Com o objetivo de resgatar e democratizar o conhecimento de parte dessa riqueza, Carvalho se entregou ao empreendimento hercúleo de descrever detalhadamente 340 espécies arbóreas. Um desafio que exigiu nada menos que 40 anos de dedicação ao estudo da flora nacional.

“O eixo embrionário para a criação da coleção surgiu em 1980 com a elaboração, em máquina de escrever, das fichas silviculturais de A a Z das espécies”, lembra o autor. Cada livro da coleção descreve 60 árvores, à exceção do volume 1, que descreve 100. Outras 60 espécies já definidas vão compor o volume 5, cujo lançamento está previsto para o final de 2012.

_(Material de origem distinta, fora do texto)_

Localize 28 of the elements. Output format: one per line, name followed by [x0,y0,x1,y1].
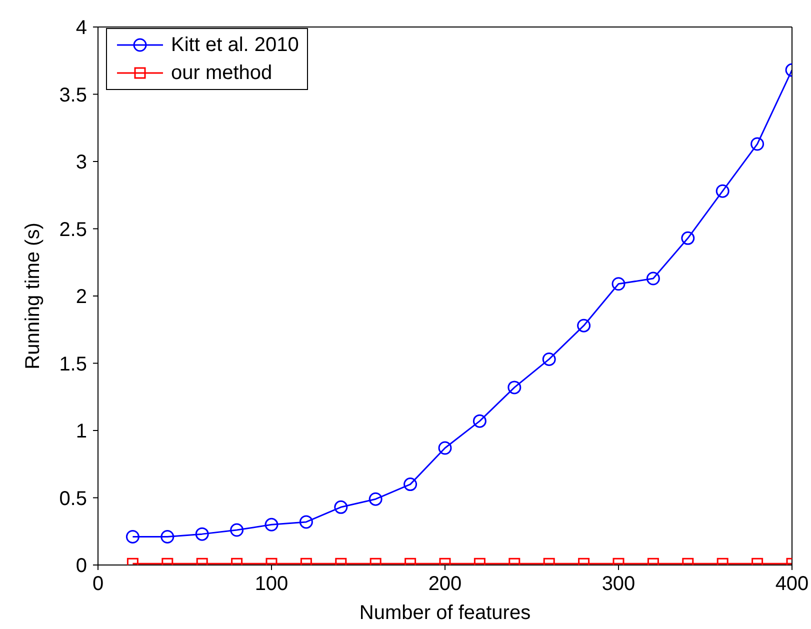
x-tick-label: 0 [92,573,104,596]
x-axis-title: Number of features [359,602,531,624]
y-tick-label: 2.5 [59,218,87,241]
legend-label: Kitt et al. 2010 [171,33,299,58]
point [750,137,764,151]
point [508,380,522,394]
y-tick-label: 0.5 [59,488,87,510]
y-tick-label: 3 [76,152,87,174]
legend-label: our method [171,61,272,86]
y-tick-label: 0 [76,555,87,578]
point [438,441,452,455]
point [472,414,486,428]
point [716,184,730,198]
y-tick-label: 1 [76,420,87,443]
point [577,318,591,332]
x-tick-label: 400 [775,573,809,596]
y-tick-label: 2 [76,286,87,308]
point [612,277,626,291]
point [646,272,660,286]
y-tick-label: 3.5 [59,84,87,106]
x-tick-label: 100 [254,573,288,596]
x-tick-label: 200 [428,573,462,596]
y-axis-title: Running time (s) [22,222,44,370]
x-tick-label: 300 [602,573,636,596]
y-tick-label: 4 [76,17,87,40]
point [681,231,695,245]
y-tick-label: 1.5 [59,353,87,376]
point [542,352,556,366]
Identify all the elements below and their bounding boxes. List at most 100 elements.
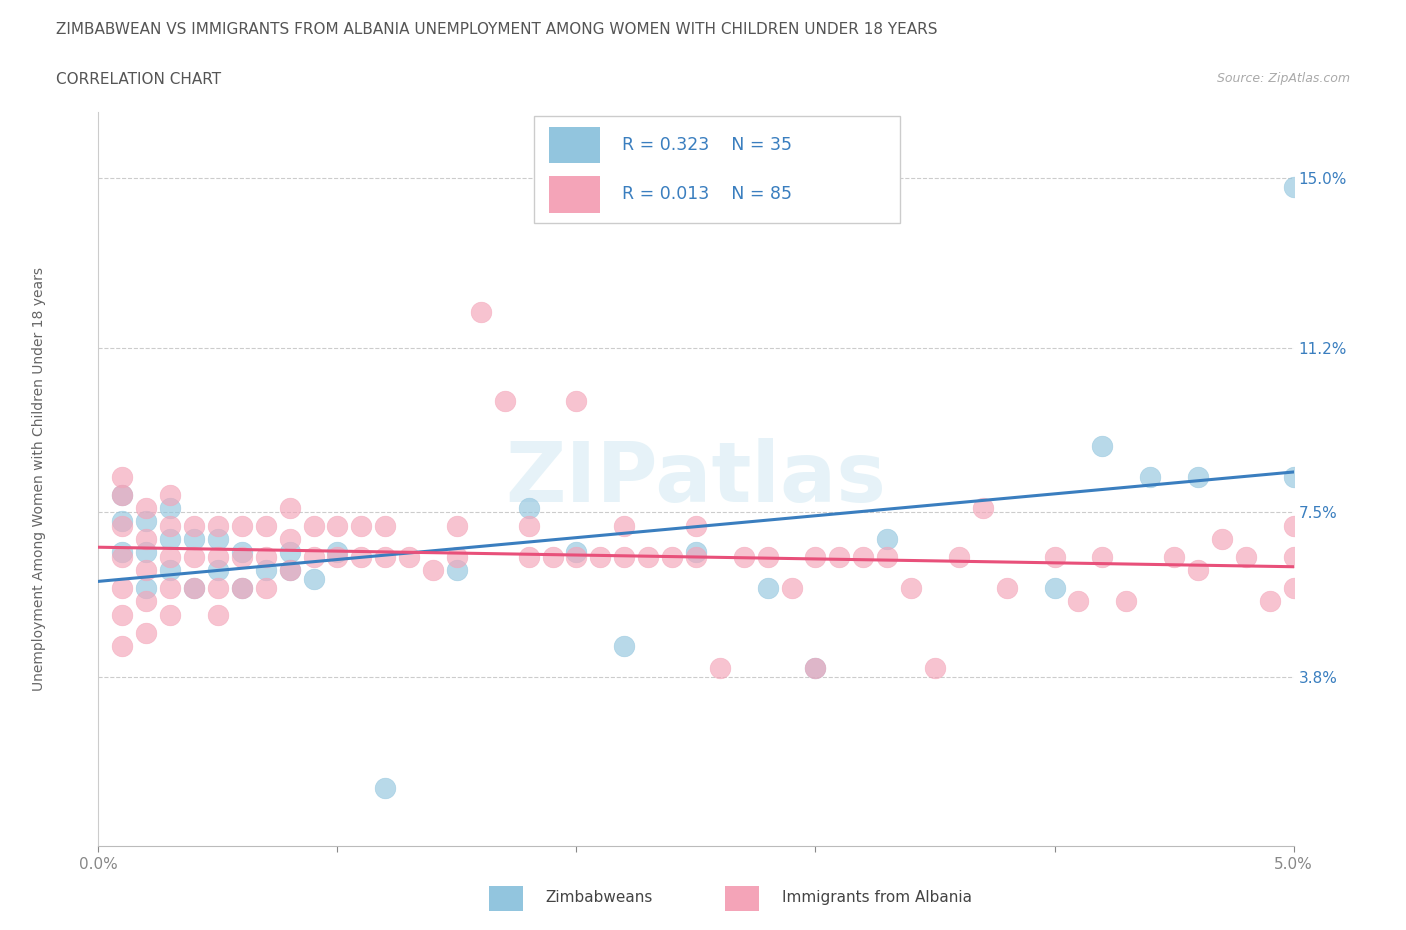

Carvalho conta que, ao planejar a coleção, uma de suas preocupações foi estabelecer critérios para selecionar as espécies dos volumes. Cada um deveria abranger os seis biomas continentais e as 27 unidades da federação, além de apresentar conotação latino-americana, já que muitas espécies ocorrem também no México, América Central, Caribe e América do Sul.

“Decidi escolher, por volume, uma espécie de cada uma das principais famílias botânicas e de cada um dos grandes gêneros brasileiros”, explica Carvalho. As espécies foram escolhidas também por sua importância ecológica, econômica e silvicultural. Nesse último critério, o autor considerou árvores de crescimento rápido ou moderado, que produzissem madeira nobre e tivessem uso múltiplo.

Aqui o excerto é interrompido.